After children have seen their parents quarrel, they often notice how their parents’ dynamics are back to normal the next day. They get to see how they approach each other again with affection and without excitement. But if children have witnessed a quarrel, it is important that parents also involve them in conflict resolution. Let’s take a closer look at why.

How do quarrels affect children?

For a small child, the parents are its two main attachments. He or she trusts that the parents will provide not only basic love and care, but also structure, security and guidance. It is important that parents always act as a unit for their children. It shows strength that gives children security and peace of mind.

become friends again: couple arguing at the kitchen table

So when parents start arguing so that their children see it, this will make them feel insecure and upset. Especially when the respect, security and affection that should always dominate interactions cannot be seen. Seeing the two most important people in their world being angry at each other, shouting or behaving disrespectfully, affects children deeply.

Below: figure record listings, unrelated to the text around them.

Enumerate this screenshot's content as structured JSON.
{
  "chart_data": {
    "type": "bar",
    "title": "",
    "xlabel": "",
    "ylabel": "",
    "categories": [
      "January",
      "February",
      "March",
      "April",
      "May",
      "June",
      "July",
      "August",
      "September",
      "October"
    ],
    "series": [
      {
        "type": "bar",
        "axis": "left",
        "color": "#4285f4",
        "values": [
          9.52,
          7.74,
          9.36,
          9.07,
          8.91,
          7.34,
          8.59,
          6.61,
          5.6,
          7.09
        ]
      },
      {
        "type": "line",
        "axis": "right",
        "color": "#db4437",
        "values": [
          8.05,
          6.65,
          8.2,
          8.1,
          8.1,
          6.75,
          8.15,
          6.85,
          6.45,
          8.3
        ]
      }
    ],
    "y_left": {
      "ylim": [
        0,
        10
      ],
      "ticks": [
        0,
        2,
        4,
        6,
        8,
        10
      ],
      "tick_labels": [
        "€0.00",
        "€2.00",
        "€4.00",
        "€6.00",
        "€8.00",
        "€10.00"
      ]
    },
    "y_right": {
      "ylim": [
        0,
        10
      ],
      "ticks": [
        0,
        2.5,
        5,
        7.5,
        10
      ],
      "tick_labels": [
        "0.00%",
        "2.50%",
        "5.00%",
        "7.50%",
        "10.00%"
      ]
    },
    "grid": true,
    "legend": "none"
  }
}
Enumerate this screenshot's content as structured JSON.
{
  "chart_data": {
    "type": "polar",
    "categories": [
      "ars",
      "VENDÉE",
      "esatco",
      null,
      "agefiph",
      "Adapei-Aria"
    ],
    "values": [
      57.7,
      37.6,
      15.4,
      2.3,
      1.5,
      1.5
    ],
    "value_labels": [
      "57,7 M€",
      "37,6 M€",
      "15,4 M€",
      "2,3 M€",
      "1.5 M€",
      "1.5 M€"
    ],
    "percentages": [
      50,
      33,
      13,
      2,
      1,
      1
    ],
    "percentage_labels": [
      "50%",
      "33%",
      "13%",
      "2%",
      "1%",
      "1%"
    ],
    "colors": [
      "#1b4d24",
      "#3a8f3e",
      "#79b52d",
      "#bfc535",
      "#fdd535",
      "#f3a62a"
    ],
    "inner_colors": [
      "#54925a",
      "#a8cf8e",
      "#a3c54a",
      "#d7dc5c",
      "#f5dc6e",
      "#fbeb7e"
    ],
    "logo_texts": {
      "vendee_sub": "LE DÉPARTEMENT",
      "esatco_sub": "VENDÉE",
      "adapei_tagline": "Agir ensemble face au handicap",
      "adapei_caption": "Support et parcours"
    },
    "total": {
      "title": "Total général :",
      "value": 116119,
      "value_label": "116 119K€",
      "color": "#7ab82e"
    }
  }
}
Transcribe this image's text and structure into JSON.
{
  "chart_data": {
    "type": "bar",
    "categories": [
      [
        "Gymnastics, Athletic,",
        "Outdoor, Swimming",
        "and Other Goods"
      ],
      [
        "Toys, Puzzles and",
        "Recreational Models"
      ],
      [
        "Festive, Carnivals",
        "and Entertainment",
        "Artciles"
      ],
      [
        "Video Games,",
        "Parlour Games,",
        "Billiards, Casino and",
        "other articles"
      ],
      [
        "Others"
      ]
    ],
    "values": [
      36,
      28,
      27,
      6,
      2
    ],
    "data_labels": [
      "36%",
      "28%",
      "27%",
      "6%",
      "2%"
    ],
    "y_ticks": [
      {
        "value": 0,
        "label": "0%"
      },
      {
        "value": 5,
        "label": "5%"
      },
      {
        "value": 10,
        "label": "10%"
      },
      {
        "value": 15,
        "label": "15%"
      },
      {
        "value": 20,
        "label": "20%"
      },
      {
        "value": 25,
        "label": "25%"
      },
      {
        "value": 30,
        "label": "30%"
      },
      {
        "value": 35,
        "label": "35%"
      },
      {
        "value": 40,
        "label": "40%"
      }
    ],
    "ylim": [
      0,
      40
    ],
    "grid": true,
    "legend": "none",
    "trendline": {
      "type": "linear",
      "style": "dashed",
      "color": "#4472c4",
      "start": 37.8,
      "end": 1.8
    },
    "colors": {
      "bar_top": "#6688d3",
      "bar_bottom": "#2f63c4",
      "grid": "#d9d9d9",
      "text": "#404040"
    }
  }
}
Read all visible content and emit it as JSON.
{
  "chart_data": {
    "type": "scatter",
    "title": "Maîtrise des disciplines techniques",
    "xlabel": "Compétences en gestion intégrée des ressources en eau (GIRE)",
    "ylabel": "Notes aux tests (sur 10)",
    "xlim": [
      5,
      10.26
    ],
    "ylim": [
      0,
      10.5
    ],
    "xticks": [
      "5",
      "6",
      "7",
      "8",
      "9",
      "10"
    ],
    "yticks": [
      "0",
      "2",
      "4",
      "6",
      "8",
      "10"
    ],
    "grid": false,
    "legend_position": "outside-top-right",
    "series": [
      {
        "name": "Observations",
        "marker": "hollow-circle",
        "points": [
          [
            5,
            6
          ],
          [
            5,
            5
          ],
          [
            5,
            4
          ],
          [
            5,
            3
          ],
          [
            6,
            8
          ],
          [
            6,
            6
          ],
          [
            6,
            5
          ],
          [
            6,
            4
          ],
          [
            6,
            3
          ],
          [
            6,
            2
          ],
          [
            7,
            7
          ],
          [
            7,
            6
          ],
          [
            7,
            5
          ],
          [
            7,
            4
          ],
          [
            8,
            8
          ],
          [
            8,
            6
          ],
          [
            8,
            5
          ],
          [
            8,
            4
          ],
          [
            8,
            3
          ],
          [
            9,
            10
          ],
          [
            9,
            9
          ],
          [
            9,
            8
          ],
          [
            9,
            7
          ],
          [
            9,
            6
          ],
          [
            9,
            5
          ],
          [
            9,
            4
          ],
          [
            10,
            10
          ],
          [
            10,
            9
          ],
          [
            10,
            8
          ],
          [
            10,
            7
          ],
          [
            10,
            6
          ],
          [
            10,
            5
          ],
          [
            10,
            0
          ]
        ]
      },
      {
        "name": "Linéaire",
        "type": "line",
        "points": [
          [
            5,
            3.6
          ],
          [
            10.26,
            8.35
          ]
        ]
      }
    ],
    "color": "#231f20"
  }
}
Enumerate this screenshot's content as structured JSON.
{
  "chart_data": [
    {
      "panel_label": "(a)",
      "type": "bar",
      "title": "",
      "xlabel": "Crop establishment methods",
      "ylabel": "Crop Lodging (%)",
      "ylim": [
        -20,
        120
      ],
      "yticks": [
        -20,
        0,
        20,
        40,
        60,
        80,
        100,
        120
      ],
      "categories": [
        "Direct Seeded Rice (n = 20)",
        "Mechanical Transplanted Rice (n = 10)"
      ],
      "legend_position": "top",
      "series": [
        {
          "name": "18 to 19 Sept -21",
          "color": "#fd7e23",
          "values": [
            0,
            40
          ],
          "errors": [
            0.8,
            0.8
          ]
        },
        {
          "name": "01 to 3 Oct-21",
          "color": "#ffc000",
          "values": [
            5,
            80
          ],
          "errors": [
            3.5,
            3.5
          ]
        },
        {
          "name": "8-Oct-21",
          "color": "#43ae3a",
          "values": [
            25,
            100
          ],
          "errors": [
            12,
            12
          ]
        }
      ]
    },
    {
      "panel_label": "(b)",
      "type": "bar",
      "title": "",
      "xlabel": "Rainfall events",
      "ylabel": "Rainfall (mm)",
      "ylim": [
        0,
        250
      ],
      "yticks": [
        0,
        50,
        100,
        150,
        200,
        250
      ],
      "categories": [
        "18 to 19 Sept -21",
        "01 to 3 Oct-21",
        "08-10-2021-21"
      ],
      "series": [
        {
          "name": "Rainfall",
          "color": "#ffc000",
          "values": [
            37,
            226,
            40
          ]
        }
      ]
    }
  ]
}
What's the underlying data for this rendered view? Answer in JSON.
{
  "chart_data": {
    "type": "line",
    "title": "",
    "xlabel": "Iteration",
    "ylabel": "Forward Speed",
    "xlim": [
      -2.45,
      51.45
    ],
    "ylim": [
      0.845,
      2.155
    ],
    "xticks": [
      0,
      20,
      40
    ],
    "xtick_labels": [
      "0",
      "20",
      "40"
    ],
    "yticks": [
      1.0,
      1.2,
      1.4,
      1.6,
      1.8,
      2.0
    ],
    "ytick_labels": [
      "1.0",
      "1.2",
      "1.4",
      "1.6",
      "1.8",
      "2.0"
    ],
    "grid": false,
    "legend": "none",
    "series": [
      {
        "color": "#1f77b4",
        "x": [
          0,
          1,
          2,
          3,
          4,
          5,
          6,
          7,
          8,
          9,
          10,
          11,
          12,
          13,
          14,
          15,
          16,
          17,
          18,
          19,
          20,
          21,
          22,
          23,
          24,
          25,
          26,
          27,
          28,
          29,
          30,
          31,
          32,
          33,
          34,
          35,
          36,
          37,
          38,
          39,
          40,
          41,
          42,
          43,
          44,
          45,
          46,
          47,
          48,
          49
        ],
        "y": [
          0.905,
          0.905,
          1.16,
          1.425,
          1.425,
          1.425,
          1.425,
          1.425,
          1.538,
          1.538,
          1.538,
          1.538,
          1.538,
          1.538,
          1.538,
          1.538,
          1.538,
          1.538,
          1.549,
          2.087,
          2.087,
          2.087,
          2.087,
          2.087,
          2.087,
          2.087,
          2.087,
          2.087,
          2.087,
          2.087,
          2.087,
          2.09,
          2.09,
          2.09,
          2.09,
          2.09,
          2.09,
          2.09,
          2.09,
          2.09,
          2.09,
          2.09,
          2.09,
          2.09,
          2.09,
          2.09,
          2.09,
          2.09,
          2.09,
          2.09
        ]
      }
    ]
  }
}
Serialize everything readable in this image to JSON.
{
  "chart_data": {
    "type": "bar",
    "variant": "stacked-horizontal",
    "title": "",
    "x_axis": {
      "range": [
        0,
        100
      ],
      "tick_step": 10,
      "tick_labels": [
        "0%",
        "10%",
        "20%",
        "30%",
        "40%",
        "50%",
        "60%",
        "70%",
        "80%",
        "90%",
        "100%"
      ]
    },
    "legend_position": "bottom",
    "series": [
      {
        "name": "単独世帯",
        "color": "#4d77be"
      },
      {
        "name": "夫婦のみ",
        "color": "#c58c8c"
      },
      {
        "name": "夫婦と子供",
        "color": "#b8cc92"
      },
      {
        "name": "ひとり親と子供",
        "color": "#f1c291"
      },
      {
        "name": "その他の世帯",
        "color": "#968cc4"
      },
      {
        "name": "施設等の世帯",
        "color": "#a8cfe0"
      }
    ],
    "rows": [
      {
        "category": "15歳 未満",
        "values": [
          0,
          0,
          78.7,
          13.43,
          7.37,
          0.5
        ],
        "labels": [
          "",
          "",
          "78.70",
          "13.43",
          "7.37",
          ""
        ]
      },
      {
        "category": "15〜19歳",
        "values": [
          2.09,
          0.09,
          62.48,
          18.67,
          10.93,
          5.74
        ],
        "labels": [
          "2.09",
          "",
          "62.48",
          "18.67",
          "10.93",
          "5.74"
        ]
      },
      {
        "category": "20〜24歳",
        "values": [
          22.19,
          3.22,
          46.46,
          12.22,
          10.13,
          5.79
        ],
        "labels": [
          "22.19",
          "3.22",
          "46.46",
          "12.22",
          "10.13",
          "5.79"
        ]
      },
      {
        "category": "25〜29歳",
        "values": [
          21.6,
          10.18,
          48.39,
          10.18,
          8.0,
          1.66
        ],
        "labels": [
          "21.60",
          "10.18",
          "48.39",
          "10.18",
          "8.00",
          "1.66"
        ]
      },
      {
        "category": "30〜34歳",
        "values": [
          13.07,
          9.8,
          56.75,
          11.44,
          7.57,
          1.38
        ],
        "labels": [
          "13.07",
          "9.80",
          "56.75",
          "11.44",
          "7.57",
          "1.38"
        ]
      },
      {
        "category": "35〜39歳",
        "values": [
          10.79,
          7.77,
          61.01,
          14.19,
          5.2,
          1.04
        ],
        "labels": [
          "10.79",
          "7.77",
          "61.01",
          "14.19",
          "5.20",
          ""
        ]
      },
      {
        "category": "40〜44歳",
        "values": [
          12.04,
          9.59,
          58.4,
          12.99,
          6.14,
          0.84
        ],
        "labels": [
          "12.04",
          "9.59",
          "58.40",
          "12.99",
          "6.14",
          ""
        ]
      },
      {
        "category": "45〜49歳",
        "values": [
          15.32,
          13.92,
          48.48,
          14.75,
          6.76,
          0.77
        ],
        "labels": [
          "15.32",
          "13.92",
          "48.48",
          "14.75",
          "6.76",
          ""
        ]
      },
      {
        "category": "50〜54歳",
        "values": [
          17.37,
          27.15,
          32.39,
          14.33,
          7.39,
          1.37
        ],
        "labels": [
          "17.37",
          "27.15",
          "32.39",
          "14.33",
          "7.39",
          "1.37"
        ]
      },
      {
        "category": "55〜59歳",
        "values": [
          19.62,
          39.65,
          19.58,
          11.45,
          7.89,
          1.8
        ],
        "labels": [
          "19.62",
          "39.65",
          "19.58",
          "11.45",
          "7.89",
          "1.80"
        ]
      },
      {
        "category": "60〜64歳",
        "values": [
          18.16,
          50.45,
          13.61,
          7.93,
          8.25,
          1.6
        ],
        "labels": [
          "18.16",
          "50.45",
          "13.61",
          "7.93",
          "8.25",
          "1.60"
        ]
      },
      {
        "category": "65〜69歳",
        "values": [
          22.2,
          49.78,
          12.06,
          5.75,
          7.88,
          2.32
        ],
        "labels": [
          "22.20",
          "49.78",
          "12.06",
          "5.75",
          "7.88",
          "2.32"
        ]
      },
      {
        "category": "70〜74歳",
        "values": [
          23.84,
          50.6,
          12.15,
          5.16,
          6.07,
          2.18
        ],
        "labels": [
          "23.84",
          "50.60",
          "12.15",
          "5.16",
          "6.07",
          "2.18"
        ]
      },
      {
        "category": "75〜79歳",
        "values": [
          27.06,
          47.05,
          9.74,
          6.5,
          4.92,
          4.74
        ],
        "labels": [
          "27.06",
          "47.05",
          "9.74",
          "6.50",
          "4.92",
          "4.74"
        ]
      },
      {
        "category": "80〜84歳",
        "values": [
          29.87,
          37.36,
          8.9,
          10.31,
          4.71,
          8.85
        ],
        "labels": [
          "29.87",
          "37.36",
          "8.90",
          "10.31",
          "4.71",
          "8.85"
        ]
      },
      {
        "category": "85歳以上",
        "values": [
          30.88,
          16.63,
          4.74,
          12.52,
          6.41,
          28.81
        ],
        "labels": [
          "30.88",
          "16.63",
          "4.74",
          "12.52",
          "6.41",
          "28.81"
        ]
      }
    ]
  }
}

Here are some ways in which seeing parents quarrel can affect children:

  • They feel scared.  The two people responsible for their safety and well-being seem upset, quarrel and may lose control. The children probably do not know why the quarrel started or how it will end. This uncertainty can make them feel anxious.
  • They experience feelings of guilt, as children often believe that they are the cause of the conflict. And they may think that their parents are angry with them; that they have behaved badly or done something wrong.
  • They learn incorrect strategies for social interactions. Children learn through imitation. Through what they observe, they create a picture of how human relationships work. They will internalize certain patterns of behavior. Because of this, your children may think that raised voices, insults or icy silences are valid communication tools.

It is not always possible to avoid conflicts

You should try to avoid having regular quarrels in front of your children. It is always better to find the right time and place where the couple can discuss and resolve their differences without the children being present.

But at the same time, if something needs to be said in front of them, you should do so with great care and thought. We must show how to address problems in these cases and we must try to communicate as respectfully and safely as possible.

But parents are also human beings. We are not machines or robots. We can not always control our actions one hundred percent. Conflicts and setbacks are also unplanned and can sometimes occur at the wrong times. Because of this, such unpleasant scenes have taken place in all families.

become friends again: couple arguing and girl holding their ears

The importance of becoming friends again so that the children see it

It is not necessary to get angry at yourself and dwell on what has happened over and over again if you have accidentally let your children witness a quarrel. However, what is necessary is to let them see you become friends again so that they can learn from this experience.

For the most part, we resolve conflicts with our partner after our children have already fallen asleep or while they are playing in another room. But allowing them to be present at the Atonement will benefit them in various ways.

First, they calm down by seeing that their two affiliates have become friends again. Secondly, you teach them by being a good example, that it is normal for conflicts and disagreements to arise, but that these do not mean that there is no love or that the relationship is over. It shows them how to handle disagreements and resolve conflicts with others.

But above all, you let them witness important actions and values. Such as the humility it takes to apologize and the strength it takes to accept an apology. All the many different expressions of love that happen on these occasions. These loving acts are characteristic of reconciliation. So if it is not possible to prevent a fight in front of the children, it will always be a great option to become friends again so that they see it.